Koniec świata kiedyś na pewno będzie.... Po tym trzęsieniu ziemi oś ziemi się przekrzywiła i rok został skrócony o 4 sek. To bardzo dużo...
Kilka takich przesunięć i na całym świcie się klimaty pozmieniają... u na sbęda upały a w Afryce zimno... ludzie wyginą... no kilka ich zostanie... Najsilniejsze osobniki... i pewnie odrodzi się coś nowego.

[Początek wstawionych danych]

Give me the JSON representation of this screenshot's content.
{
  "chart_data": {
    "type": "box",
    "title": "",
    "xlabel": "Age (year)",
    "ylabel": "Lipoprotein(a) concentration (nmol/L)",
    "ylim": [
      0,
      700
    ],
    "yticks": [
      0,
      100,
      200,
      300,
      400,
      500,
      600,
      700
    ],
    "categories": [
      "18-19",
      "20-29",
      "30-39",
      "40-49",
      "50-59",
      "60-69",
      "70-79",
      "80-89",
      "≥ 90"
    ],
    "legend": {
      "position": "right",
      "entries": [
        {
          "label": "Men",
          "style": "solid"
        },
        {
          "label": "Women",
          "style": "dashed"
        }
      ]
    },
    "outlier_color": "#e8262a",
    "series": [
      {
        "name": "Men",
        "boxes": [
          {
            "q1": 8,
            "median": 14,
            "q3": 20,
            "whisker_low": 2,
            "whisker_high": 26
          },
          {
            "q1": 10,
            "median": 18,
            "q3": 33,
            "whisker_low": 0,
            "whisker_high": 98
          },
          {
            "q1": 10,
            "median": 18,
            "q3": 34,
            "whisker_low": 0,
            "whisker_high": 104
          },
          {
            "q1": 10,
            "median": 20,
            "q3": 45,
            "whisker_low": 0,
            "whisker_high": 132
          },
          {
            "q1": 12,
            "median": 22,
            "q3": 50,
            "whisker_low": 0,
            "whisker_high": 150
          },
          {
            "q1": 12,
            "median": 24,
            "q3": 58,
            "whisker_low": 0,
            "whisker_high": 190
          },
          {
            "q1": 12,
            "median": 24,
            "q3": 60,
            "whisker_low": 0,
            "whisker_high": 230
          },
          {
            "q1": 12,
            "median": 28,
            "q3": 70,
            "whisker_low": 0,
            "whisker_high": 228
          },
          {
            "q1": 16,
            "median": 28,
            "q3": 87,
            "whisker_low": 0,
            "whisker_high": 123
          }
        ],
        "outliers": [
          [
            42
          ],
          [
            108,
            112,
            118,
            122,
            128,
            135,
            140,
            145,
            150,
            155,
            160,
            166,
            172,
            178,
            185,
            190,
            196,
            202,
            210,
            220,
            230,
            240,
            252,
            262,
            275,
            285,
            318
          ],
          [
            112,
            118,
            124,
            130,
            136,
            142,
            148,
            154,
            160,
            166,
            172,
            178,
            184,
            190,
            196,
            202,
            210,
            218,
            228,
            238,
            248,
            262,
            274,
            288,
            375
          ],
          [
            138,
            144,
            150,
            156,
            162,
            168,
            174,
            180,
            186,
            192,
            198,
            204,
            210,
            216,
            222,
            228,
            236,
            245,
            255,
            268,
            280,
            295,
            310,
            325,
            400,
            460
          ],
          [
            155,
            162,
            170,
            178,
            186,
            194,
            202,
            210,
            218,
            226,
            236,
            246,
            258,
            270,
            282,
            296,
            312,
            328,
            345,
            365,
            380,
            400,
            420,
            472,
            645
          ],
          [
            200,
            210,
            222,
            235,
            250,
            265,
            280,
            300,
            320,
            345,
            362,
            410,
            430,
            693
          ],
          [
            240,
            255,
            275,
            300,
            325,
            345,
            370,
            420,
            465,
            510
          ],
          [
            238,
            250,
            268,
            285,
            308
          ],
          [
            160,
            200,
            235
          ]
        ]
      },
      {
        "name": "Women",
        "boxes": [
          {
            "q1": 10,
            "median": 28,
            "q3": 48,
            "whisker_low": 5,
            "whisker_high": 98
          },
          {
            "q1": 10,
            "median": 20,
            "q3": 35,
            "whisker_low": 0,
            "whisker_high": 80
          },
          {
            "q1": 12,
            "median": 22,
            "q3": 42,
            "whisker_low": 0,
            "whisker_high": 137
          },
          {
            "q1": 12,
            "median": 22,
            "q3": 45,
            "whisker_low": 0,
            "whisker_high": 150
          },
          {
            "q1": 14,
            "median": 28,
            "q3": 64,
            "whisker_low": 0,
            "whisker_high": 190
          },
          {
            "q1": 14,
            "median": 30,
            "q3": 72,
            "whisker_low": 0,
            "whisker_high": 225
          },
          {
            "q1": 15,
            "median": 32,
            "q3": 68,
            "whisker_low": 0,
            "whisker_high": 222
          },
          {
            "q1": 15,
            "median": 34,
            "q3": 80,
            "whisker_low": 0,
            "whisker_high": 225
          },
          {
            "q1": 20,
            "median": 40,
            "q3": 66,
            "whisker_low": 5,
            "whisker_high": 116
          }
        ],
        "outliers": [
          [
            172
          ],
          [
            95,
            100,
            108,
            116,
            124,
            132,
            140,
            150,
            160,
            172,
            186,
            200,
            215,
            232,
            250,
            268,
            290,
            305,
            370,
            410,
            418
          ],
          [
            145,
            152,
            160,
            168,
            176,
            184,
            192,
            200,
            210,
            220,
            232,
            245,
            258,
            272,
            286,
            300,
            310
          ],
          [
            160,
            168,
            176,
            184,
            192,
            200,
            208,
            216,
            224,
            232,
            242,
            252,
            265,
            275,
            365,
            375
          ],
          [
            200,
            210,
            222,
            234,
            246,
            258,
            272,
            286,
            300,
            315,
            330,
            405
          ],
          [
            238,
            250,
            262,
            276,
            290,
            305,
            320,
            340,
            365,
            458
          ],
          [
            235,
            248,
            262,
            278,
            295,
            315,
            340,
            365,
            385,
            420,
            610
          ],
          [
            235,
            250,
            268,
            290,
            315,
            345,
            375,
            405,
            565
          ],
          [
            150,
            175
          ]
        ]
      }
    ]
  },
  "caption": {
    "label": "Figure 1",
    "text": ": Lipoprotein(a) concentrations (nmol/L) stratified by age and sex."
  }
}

Przed nami były dinozaury - wygineły... Miały swoja epokę i skończyło się... tak samo będzie z nami... ludźmi.... kiedyś nasz czas się skończy i świat zdominują jakieś inne osobniki... Nie chodzi mi o UFO
Tak już jest w przyrodzie... jedno ginie drugie się odradza...
Zresztą już teraz można zaobserwować że gatunek ludzki jakby ginie... Coraz mniej dzieci się rodzi...
Niby jest taka przepowiednia, że po papieżu Polaku będzie papież murzyn,a później to już koniec świata...
Rasistką nie jestem... jaki papiez będzie taki będzie... Będę to musiałą zarówno ja tak jak i inni zaakceptowac.. A czy to że papieżem będzie murzyn oznacza że to koniec świata
Ja myślę, że nie... że to nieprawda z tym końcem świata. Murzyn to taki człowiek jak i my biali.. tylko się kolorem skóry różni...
Ale z drugiej strony... to co się stało 11 września tez było przepowiedziane.... i się spełniło....
Narazie jest świat istnieje życie... myślę, że nie warto myślec o końcu świata, ponieważ i tak nas to zaskoczy w najmniej oczekiwanym momencie i 'od tak sobie' - na zawołanie, w życiu się takie coś nie stanie... Co będzie to będzie... nie mamy na to wpływu... może i dobrze.... bo człowiek potrafi "co nieco schrzanić sprawę"... Takie jest moje zdanie.